譚海 卷之八 薩州ゑのころ飯の事
○薩摩にては、狗(いぬ)の子を、とりえて、腹を剖(さき)、臓腑をとり出(いだ)し、其跡を、よくよく、水にて、あらひすまして後(のち)、米を、かしぎて、腹内(はらうち)へ納(いれ)、針金にて、堅(かたく)くゝり封じて、其儘、竃(かまど)の焚火(たくひ)に押入(おしいれ)、燒(やく)なり。

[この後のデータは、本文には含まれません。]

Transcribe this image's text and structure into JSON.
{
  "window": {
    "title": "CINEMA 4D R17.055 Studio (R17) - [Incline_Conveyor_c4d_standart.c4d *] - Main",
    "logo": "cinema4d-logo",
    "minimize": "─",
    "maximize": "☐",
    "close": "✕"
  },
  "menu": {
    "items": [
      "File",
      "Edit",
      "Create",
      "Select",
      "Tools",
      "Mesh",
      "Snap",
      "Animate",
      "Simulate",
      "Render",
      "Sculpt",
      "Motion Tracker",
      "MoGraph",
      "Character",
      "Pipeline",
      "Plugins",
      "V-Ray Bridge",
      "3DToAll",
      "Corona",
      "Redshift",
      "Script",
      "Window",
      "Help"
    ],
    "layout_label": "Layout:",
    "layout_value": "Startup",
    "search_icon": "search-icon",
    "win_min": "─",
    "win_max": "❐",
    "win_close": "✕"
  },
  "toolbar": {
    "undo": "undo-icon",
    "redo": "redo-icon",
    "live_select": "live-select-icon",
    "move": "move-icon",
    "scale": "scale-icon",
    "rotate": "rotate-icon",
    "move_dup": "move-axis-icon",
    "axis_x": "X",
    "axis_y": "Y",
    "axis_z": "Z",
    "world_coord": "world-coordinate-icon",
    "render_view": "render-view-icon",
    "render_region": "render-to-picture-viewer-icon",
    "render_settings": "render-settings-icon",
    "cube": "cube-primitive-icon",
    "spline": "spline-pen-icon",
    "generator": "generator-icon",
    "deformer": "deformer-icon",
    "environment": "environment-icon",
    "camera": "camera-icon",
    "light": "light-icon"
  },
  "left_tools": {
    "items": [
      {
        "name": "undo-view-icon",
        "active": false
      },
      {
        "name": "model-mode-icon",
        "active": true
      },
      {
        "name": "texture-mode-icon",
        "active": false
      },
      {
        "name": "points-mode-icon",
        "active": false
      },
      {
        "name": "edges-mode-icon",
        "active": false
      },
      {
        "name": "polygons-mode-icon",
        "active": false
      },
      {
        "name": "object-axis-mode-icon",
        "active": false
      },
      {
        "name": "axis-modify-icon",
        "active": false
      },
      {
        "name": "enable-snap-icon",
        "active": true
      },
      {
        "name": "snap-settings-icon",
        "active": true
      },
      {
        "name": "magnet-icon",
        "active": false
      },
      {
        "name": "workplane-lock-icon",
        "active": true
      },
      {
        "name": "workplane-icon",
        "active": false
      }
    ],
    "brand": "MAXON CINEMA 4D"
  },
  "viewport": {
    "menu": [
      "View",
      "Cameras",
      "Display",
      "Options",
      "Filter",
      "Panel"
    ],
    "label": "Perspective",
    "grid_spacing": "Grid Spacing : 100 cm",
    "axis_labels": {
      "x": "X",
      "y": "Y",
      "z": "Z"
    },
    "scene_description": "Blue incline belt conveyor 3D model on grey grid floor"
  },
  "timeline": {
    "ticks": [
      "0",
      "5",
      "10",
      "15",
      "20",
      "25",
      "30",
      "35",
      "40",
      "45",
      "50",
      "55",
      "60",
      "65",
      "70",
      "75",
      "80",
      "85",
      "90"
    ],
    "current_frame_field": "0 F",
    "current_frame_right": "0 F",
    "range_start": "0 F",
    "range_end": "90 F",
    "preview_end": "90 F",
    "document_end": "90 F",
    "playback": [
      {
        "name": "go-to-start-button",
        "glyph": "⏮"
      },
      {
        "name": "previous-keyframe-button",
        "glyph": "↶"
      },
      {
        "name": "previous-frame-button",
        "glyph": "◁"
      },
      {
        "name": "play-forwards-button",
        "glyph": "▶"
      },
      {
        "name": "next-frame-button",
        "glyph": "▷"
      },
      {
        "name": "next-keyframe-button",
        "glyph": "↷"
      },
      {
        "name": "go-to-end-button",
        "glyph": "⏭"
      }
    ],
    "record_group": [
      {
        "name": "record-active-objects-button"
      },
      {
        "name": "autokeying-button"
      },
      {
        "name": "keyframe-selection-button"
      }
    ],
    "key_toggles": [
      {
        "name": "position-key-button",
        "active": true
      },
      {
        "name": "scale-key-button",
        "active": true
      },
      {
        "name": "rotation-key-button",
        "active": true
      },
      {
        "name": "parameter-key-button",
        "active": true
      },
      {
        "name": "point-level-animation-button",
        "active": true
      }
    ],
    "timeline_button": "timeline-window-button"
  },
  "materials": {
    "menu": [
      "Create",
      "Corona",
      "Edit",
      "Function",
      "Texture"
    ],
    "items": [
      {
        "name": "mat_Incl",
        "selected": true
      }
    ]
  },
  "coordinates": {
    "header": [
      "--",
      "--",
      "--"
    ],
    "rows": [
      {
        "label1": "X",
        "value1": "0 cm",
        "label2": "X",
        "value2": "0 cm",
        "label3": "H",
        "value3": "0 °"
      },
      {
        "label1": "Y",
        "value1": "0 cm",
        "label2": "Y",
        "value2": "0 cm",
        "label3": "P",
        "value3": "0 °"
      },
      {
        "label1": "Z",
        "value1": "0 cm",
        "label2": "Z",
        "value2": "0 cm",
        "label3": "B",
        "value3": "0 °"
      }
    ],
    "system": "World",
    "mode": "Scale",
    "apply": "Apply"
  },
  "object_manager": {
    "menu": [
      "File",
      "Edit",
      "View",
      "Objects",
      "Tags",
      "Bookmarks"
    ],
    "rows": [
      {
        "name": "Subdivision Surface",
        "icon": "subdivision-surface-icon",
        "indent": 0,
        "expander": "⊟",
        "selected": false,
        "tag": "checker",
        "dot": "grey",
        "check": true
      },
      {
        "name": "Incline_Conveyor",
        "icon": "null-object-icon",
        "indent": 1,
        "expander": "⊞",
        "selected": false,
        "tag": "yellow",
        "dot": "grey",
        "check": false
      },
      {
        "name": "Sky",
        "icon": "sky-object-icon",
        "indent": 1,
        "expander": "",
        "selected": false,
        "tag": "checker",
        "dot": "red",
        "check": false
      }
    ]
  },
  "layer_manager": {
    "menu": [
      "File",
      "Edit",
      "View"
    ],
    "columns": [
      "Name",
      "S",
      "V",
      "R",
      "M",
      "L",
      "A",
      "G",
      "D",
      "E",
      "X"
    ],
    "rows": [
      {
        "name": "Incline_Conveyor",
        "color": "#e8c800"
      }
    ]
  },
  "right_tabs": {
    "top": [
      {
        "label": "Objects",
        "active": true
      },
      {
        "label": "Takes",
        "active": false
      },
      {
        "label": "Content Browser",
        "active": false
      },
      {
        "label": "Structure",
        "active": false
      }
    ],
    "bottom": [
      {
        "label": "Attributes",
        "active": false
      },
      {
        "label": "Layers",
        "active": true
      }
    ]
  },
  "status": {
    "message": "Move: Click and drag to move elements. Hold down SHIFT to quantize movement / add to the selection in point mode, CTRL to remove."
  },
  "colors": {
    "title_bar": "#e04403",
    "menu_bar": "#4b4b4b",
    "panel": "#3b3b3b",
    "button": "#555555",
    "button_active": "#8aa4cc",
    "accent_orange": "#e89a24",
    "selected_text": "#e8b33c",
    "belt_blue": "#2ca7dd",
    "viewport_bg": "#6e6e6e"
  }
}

始(はじめ)は燒兼(やけかぬ)るやうなれども、しばらくあれば、狗の膏(あぶら)、火に和(わ)して、よく焚(やけ)て眞黑になる。其時、引出(ひきだ)し、針金を、とき、腹を、ひらき見れば、納置(をさめおき)たる米、よく蒸(むれ)て飯(めし)と成(なる)。其色、黃赤(きあか)なり。
それを、そば切料理にて、汁をかけて、食す。
味、甚(はなはだ)、美なり、とぞ。
是を、方言には「ゑのころ飯」といふ、よし。
高貴の人、食するのみならず、さつま侯へも進む。但(ただし)、侯の食に充(あつ)るは、赤犬ばかりを用(もちひ)る事と、いへり。
[やぶちゃん注:ウィキの「犬食文化」を参照されたいが、「日本」項は、時代別に考証されて詳しく、この話と同じ内容で、『薩摩にはエノコロメシ(犬ころ飯)という犬の腹を割いて米を入れ蒸し焼きにする料理法が伝わっていた』とある。但し、そのソースは大田南畝の随筆「一話一言補遺」中の「薩摩にて狗を食する事」である。そこにも原文が示されているが(漢字が新字体)、国立国会図書館デジタルコレクションのこちら(『蜀山人全集』卷五(明治四一(一九〇八)年吉川弘文館刊))で、当該部を視認も出来るが、実は、その南畝の文章は、一字一句、本文と全く同じなのである。二人は同時代人だが、津村の方が十三年上であり、「譚海」が書かれたのは、寛政七(一七九五)年で、「一話一言補遺」は文化年間(一八〇四年~一八一八年)の記事まで記載されていることから、この南畝のものは、私は、この「譚海」からそのまま抽出したものと断定出来る。
因みに、私は犬を食べたことは、ない。が、私の連れ合いは、南京大学で日本語教師をした際、女性の学生たちを招いてパーティを開いた折り、中国東北部出身の学生が、この時のために送ってきた赤犬の肉を料理してくれ、食べている。連れ合いは食には五月蠅く、どちらかと言えば、潔癖な方だが、特異的に、はっきりと「とても美味しかった!」と後に語っている。
「そば切料理」蕎麦料理膳の宛ての一品とするの意味か。或いは、鹿児島の霧島地方には「そばずい」という太い蕎麦に、野菜や鶏を油で炒めてから煮込んだ粘度の高い汁を入れた郷土料理があるので、「汁をかけて、食す」というのと、よく合う。]